Unintentional exposure of sensitive data through Word files is a has caused problems for companies in the past, especially when people forget that Track Changes can easily allow document recipients to view information that has been deleted or sanitised for release.
Recovery of information from PDF files has also led to some unintended consequences when it was discovered that the attempt to redact information was as simple as placing a black square/rectangle over the text, making it a simple process to recover the original text.
Didier Stevens, who gained attention for his recent discoveries relating to hiding content in PDF files, has again discovered a side effect of creating PDF files that might lead to unexpected information disclosure for the unaware.

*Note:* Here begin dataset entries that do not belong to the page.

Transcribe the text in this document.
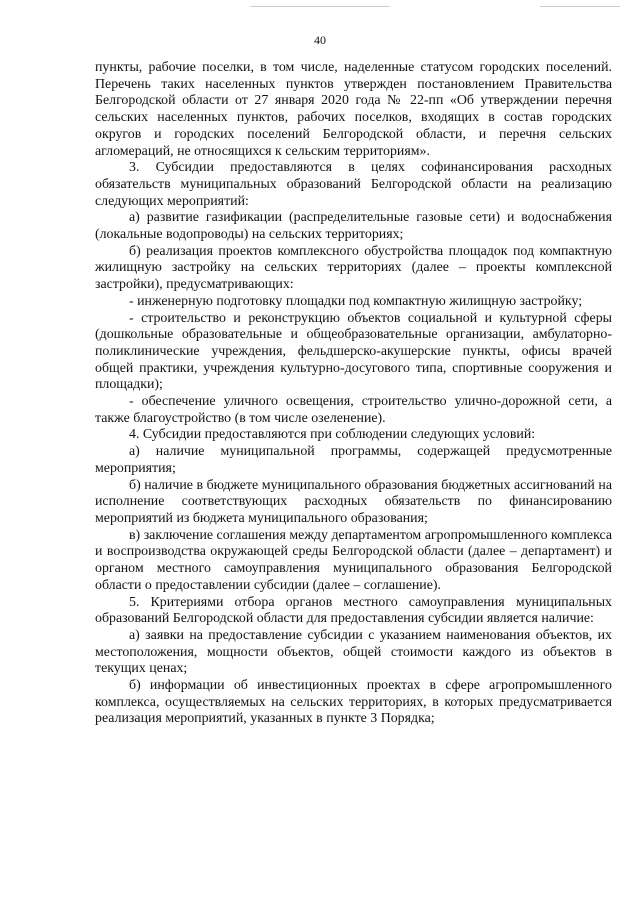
40

пункты, рабочие поселки, в том числе, наделенные статусом городских поселений. Перечень таких населенных пунктов утвержден постановлением Правительства Белгородской области от 27 января 2020 года № 22-пп «Об утверждении перечня сельских населенных пунктов, рабочих поселков, входящих в состав городских округов и городских поселений Белгородской области, и перечня сельских агломераций, не относящихся к сельским территориям».

3. Субсидии предоставляются в целях софинансирования расходных обязательств муниципальных образований Белгородской области на реализацию следующих мероприятий:

а) развитие газификации (распределительные газовые сети) и водоснабжения (локальные водопроводы) на сельских территориях;

б) реализация проектов комплексного обустройства площадок под компактную жилищную застройку на сельских территориях (далее – проекты комплексной застройки), предусматривающих:

- инженерную подготовку площадки под компактную жилищную застройку;

- строительство и реконструкцию объектов социальной и культурной сферы (дошкольные образовательные и общеобразовательные организации, амбулаторно-поликлинические учреждения, фельдшерско-акушерские пункты, офисы врачей общей практики, учреждения культурно-досугового типа, спортивные сооружения и площадки);

- обеспечение уличного освещения, строительство улично-дорожной сети, а также благоустройство (в том числе озеленение).

4. Субсидии предоставляются при соблюдении следующих условий:

а) наличие муниципальной программы, содержащей предусмотренные мероприятия;

б) наличие в бюджете муниципального образования бюджетных ассигнований на исполнение соответствующих расходных обязательств по финансированию мероприятий из бюджета муниципального образования;

в) заключение соглашения между департаментом агропромышленного комплекса и воспроизводства окружающей среды Белгородской области (далее – департамент) и органом местного самоуправления муниципального образования Белгородской области о предоставлении субсидии (далее – соглашение).

5. Критериями отбора органов местного самоуправления муниципальных образований Белгородской области для предоставления субсидии является наличие:

а) заявки на предоставление субсидии с указанием наименования объектов, их местоположения, мощности объектов, общей стоимости каждого из объектов в текущих ценах;

б) информации об инвестиционных проектах в сфере агропромышленного комплекса, осуществляемых на сельских территориях, в которых предусматривается реализация мероприятий, указанных в пункте 3 Порядка;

The concept of an Incremental Update in PDF files is relatively well known, when changes to an existing PDF document don't result in the PDF file being completely rewritten on saving. How an incremental update is actually represented in the raw PDF file is less well known, but it is basically the amended data being appended to the original document, with the process repeating for subsequent updates. Stevens discovered that the process of stripping away an update and recovering the original content is an extremely simple one.
What this means is that for documents that have been redacted or otherwise modified by replacing text instead of drawing a black rectangle over it, the deleted/replaced text can be recovered along with the original unmodified document in a simple one-step procedure. Making the process even simpler is that it can often be achieved with a text editor and it doesn't matter if the PDF content has been encrypted.
There are some efforts to increase awareness of the risk of document metadata, but this recent rediscovery adds another item to check prior to releasing documents for wider consumption. It is also another simple tool for forensic researchers to help in recovering original data from a document. A saving grace appears to be that many applications that export to PDF as part of their Save process do not support incremental updates, which means that if you want to redact data, do it in the original application and then export the redacted version.
It is nothing that can't be gained from reading the PDF specification, but who takes the time to read in depth the technical specification for the data format that they are using?